The downside of machine learning
As you can see from the example above, machine learning can have its uses, but it is highly prescriptive, meaning that you need to create a learning model for every process you want it to learn. Not only that, but there's still a requirement for a human to learn about the problem too, so at least in the short term, you're increasing the required resource and investment, not decreasing it. Finally, it would be fair to say that many of the businesses we encounter haven't even started to embrace business process automation, so jumping into the realms of AI and machine learning is somewhat premature.
"The best route for an operations manager or director to take the first steps into automation is to speak to a knowledgeable solutions architect, who'll be able to help identify which processes are ripe for automation."

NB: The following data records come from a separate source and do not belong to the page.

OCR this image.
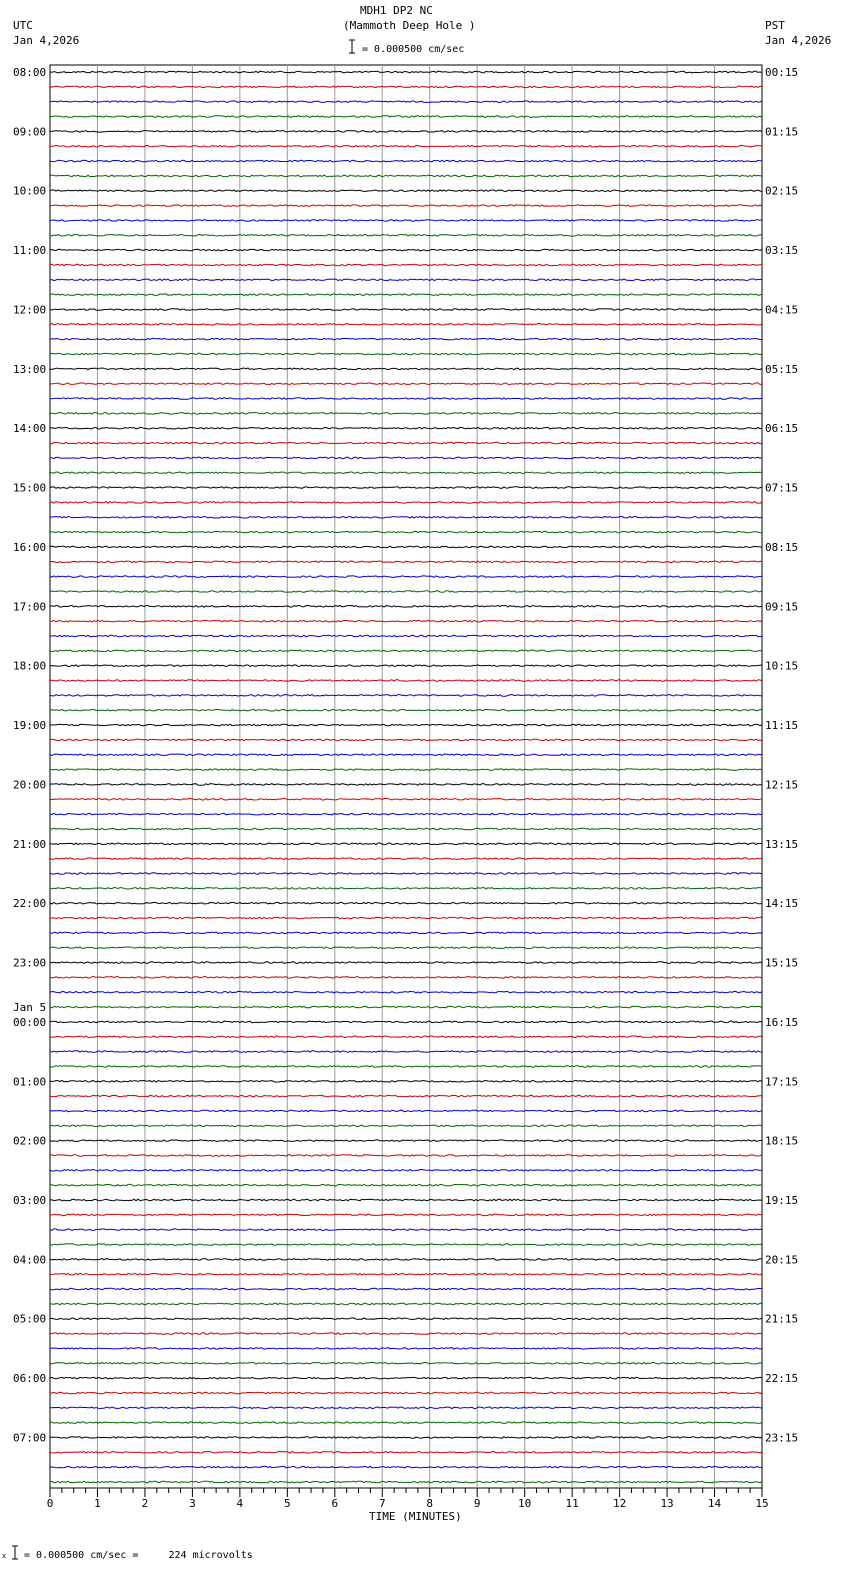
MDH1 DP2 NC
(Mammoth Deep Hole )
UTC
Jan 4,2026
PST
Jan 4,2026
= 0.000500 cm/sec
= 0.000500 cm/sec =     224 microvolts
TIME (MINUTES)
x
08:00
09:00
10:00
11:00
12:00
13:00
14:00
15:00
16:00
17:00
18:00
19:00
20:00
21:00
22:00
23:00
00:00
Jan 5
01:00
02:00
03:00
04:00
05:00
06:00
07:00
00:15
01:15
02:15
03:15
04:15
05:15
06:15
07:15
08:15
09:15
10:15
11:15
12:15
13:15
14:15
15:15
16:15
17:15
18:15
19:15
20:15
21:15
22:15
23:15
0	1	2	3	4	5	6	7	8	9	10	11	12	13	14	15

The future of AI and business process automation
Looking into the future, and as AI improves and the tools to implement it become more widespread, we may well see a digital workforce emerging. These machines would utilise various types of AI, including computer vision, machine learning and more, to genuinely act "intelligently", but we're some way off that yet. The takeaway, though, is that to get to that point, a human needs to understand the lifecycle of your processes first. It's doubtful that AI will become a "point and shoot" solution, it'll need configuring and training, and the only way that'll be done is by a human understanding your business logic.